Why Setting Boundaries Is Important
/It’s amazing how often the topic of boundaries comes up in the work I do with my clients and other caregivers – particularly the consequences of not setting boundaries. I’ve had many conversations over the years on why setting boundaries is important, not only for you, but those around you.
Here’s the thing about boundaries. Too often we don’t know what our boundaries are until they’ve been crossed. Why? Because we haven’t spent time identifying our personal boundaries and then setting them with others.
The result is hurt feelings, unnecessary frustration and damaged relationships.
Why do we avoid setting boundaries? Is it because we’re uncomfortable with the conversation or do we think we don’t have the right to set boundaries (not honouring ourselves)?
As someone who spent years avoiding setting boundaries, I will tell you this is not a road you want to go down.
Once I learned the hard way the importance of setting boundaries my load got a lot lighter. I was able to address issues before they festered, have clear communications and operate on terms that work for me, not others.
So, what does setting boundaries look like? It’s starts with getting clear on what works for you.
Personal assessment
To be able to identify your boundaries you must first understand your personal style. Are you comfortable speaking up in meetings or need time to listen and formulate your thoughts? Are you most productive in the mornings or afternoons? How do you want to receive information – verbally, in writing, a combination?
Really take the time to dig deep and understand what you need. Now think of your current interactions with the audience you struggle to set boundaries with. Does it support your needs? Or do you need to make adjustments?
Start small
If you’re someone who has never set boundaries, it might be overwhelming to start stating your needs and pushing back. Instead, think of the small boundaries statements you can make.
If you need quiet to concentrate, look at closing your door or wearing noise cancelling headphones when working on a project. If anyone asks why you’re doing this, simply explain it’s what you need to concentrate.
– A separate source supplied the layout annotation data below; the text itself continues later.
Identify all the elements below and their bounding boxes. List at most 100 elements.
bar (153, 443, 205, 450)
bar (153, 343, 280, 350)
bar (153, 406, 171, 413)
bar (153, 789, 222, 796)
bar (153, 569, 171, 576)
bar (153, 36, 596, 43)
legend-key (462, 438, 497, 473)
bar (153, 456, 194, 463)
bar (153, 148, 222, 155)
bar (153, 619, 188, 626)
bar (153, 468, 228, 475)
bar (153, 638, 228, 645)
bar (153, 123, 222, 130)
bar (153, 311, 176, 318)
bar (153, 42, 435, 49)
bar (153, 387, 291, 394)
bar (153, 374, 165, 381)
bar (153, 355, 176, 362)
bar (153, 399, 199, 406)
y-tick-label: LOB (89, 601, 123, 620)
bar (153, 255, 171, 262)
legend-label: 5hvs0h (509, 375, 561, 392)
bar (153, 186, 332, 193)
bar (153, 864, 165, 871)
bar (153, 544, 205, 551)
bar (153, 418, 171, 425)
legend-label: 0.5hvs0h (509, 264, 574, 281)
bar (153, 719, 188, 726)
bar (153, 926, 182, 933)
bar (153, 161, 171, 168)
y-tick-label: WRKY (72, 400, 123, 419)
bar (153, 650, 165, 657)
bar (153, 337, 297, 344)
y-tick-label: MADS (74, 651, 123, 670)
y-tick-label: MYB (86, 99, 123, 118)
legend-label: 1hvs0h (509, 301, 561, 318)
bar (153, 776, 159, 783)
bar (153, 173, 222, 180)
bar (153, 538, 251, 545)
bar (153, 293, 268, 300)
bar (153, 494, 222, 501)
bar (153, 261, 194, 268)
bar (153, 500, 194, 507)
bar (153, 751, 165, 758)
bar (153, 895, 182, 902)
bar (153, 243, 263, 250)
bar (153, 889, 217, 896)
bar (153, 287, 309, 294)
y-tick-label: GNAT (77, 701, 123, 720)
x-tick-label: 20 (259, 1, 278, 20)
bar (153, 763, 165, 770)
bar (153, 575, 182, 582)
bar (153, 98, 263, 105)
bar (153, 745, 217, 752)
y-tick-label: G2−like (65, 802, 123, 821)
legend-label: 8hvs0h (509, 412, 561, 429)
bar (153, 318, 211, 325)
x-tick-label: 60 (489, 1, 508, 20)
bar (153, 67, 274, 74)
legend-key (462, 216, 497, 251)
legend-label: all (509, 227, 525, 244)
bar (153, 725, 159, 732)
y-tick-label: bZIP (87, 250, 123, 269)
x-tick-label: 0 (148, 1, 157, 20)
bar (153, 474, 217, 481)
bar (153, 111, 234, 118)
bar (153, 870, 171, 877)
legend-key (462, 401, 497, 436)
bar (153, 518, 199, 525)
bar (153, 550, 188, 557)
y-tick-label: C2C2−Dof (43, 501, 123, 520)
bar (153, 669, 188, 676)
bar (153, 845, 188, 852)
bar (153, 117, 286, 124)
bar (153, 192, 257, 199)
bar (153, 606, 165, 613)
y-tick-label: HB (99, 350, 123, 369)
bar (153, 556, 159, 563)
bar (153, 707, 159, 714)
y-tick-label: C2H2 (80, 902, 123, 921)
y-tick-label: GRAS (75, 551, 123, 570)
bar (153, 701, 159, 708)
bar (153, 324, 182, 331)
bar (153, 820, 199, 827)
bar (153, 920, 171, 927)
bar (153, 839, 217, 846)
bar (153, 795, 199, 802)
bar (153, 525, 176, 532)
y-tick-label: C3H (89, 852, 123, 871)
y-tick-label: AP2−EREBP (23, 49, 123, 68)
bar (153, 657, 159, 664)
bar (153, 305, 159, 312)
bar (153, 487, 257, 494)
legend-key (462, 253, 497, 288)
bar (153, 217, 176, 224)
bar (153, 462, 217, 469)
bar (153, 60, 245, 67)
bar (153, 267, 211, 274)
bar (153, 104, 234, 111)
Or maybe you need one week’s notice for a meeting (I know I do) as you’re juggling work and family obligations.
Be vocal
If you don’t state your boundaries no one will know you have any.
This was a real aha moment for one of my coaching clients. She talked about her frustration of people barging in her office, taking her off her focus without asking if she had time to talk. This was particularly annoying when she was on a deadline.
When I asked if she ever told people she was on a deadline and asked if their matter was urgent or if they could come back at another time, her answer was no. She was afraid of being perceived as rude. Instead, she simmered inside while the person ate up her valuable time.
Our solution was to put a notice on her door indicating she was working on a project and to call her if it was urgent. It was amazing how many people read the sign, shrugged their shoulders and walked away. She never did get a phone call.
From there she gained the confidence to state her boundaries verbally. Being a morning person, she requested non-urgent meetings be held in the afternoon so she could spend her mornings focused on her projects.
Once again, she did not get pushback. Rather, people just accepted the time that was suggested for the meeting.
While this is a work related example, I’m sure you can see how boundary setting can impact other areas of your life.
Prioritize you
It’s amazing how setting small boundaries can make big changes. Looking at my client, she commented on how her persona changed when she came to meetings. By suggesting the time that worked for her, she came prepared and focused instead of frustrated it was taking away from her productive time.
We teach people how to treat us.
If we take a passive role in our time scheduling and priority setting then others will have no problem taking the lead. But when we are clear about our boundaries it helps those around us have a better understanding of our needs.
Over the next week I encourage you to look at your own personal boundaries. What are your personal needs? Have you been clear in setting boundaries? If not, how will you set boundaries with other?
I expect you’ll find as your frustration decreases your relationships with others will improve as you will be putting your needs first.